Flack, Charles

Charles Thomas Flack, born in Suffolk England, in 1854, arrived in Australia with his parents, Peter and Mary and Flack, in 1857. In 1885, in Milton, New South Wales, Thomas married Susanna Hewitt, aged 20 years, granddaughter of Susannah and Samuel Hewitt. The Hewitts were Wesleyan Methodists and the young Susannah and her parents were Sunday School teachers at the Dundas Methodist Church.

 Charles and Susannah moved to Beecroft about 1895, living in a timber cottage on an orchard at the corner of Murray Farm and Orchard Roads, the house now being 127A Murray Farm Road. In the early 1900s Charles purchased a property in Orchard Road and built by himself a timber house on stone foundations and planted an orchard of oranges, lemons, peaches, plums and apples. The income from the fruit, sold at the Parramatta markets, and the raising of pigs provided adequately for his family of seven children born between 1886 and 1900.

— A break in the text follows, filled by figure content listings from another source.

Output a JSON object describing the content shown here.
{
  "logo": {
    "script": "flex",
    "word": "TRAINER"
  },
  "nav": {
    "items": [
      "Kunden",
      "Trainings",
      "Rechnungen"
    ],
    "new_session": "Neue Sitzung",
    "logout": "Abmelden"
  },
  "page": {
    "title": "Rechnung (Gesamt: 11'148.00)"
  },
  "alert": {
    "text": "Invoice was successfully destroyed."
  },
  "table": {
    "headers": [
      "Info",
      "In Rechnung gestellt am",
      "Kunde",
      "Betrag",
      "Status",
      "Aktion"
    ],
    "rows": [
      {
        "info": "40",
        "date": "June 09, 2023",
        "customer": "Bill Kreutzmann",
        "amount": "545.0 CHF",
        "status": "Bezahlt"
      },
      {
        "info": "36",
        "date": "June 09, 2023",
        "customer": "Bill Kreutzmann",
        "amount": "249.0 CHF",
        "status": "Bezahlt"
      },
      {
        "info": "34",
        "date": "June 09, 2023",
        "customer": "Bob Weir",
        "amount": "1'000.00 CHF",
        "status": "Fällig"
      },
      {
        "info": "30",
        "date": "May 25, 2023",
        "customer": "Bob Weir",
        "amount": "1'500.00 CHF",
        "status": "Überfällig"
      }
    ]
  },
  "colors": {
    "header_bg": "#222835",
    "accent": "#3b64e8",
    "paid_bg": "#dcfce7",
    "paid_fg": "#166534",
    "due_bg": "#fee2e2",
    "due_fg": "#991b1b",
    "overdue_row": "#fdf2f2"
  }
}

Naturally, the Flacks attended the Beecroft Methodist Church, but only the six eldest children attended Carlingford Public School, taking short cuts across paddocks to get to it. The youngest child, Esther, went to Beecroft Public School where her great joy was to win a book prize, ‘The Wonders of the Plant World ‘for the best school garden in 1914.

To visit their friends, the Masons, in Mary Street, and for Esther to go to school and the family to church, Charles felled a large tree in the bush near their home and laid it across the creek as a bridge. In the school holidays the children had to help in the orchard, once a year scrubbing the trunks of the fruit trees – not a favoured task.

Susannah Flack died in 1913 at the age of 47 years and the eldest daughter Olive, then aged 23 years, took her mother’s place in running the home.[1]

Arthur Flack (born in 1897) served with the Australian Imperial Forces in France and Olive enlisted
as a Red Cross nurse.[2]

Charles Flack died in 1931 at the home of his daughter Esther in Carlingford and was buried in the
Methodist Cemetery at West Pennant Hills beside his wife.[3]

[1] Cumberland Argus, 5 April 1913.

[2] Arthur Stewart Flack, railway porter, of Orchard Road, Beecroft, embarked on 17 July 1918 with the 13th New South Wales reinforcements.

[3] Information from Mrs Jeanette Moss of Epping.